Milk production in factory like Cold-drinks and sugar production, is water intensive enterprise. Sane society would not prefer it. Esp. when we are under extreme drought conditions.

Organized dairy is one of many heavy water using industry. UNLIKE many countries, New Zealand is blessed with abundant fresh water.

Growing Chinese demand for milk powder means farmers are increasingly switching from meat production to dairy, thereby increasing their water use. Dairy farming is also polluting freshwater supplies, as phosphates and nitrates seep into groundwater. This has become a political issue, not just for the Maori: many of the rivers and lakes loved by all Kiwis are no longer safe to swim in. The most likely outcome is a fudge that avoids saying anyone owns New Zealand’s fresh water. But the Maori may get more influence over some water, or even an allocation.

Same story in India. Amul like organized dairies are no different than Coca cola and pepsi plants, polluting water and using lot of it.


Article


http://www.economist.com/news/asia/21650571-no-guarantee-against-squabbling-over-ownership-water-water-everywhere?frsc=dg%7Cd

Water, water everywhere

But no guarantee against squabbling over ownership

UNLIKE many countries, New Zealand is blessed with abundant fresh water. Its temperate climate, regular rainfall over much of the country, and thousands of lakes and rivers ensure a good supply. But who owns these larger bodies of water? The government’s answer is, no one: not the state, nor any group or individual. But some of those who have lived in New Zealand longest, the Maori, disagree.

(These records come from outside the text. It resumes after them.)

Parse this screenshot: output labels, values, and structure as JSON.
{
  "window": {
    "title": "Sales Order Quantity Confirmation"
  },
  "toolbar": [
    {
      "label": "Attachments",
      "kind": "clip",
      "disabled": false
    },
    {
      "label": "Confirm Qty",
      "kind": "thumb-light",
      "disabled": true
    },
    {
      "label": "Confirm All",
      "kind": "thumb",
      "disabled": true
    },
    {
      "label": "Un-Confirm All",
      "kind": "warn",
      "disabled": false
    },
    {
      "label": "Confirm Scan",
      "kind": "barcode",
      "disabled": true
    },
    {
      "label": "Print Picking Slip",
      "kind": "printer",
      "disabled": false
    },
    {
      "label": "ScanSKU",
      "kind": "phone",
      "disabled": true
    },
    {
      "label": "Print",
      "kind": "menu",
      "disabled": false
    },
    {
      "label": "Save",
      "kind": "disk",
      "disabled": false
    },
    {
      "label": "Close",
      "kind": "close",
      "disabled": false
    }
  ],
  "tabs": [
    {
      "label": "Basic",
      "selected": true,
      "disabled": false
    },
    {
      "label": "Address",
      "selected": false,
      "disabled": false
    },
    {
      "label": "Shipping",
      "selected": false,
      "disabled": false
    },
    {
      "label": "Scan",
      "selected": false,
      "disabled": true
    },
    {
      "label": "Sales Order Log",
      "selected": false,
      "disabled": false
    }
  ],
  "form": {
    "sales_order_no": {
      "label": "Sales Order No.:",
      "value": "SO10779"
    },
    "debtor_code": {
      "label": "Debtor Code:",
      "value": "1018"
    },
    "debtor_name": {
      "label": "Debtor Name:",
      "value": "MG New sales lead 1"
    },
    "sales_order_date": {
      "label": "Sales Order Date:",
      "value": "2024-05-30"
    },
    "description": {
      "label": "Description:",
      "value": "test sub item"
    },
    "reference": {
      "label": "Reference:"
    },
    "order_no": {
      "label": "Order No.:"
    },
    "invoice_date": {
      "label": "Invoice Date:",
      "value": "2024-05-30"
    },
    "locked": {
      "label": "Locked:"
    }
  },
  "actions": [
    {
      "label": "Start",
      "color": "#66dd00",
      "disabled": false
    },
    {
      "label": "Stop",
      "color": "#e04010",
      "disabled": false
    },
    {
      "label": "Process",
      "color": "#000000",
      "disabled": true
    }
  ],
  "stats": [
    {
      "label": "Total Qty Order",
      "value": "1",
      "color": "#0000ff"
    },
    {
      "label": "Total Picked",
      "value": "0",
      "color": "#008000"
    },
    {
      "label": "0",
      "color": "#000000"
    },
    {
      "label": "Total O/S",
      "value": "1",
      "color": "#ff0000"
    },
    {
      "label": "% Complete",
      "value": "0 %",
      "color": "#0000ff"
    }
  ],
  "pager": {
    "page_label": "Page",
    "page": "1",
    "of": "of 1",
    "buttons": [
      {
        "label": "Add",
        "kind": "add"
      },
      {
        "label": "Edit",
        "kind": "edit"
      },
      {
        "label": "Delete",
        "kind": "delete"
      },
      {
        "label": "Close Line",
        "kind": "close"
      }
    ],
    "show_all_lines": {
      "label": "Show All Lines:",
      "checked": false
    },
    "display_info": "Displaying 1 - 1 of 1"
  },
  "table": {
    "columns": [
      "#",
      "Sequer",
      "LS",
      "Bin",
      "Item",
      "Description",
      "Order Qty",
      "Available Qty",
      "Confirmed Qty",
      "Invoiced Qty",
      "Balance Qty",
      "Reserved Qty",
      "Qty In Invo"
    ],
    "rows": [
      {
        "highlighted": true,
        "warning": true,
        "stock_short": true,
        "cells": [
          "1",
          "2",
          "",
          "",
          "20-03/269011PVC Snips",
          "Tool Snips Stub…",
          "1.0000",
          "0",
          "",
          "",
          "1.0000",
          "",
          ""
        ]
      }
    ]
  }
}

The Maori claim a special relationship with New Zealand’s fresh water, based on their historical use of its rivers for drinking water, spiritual beliefs, fishing and shellfish harvest, transport and trade, among other things. Their case goes back to 1840, when the British Crown and most of the Maori tribes signed the Waitangi treaty, which first formalised the colonists’ settling of the islands. Maori rights were enshrined in the treaty. An interim ruling by the Waitangi tribunal, set up in 1975 to deal with Maori grievances about land and related issues, says that the Maori have freshwater rights “for which full ownership was the closest cultural equivalent in 1840.”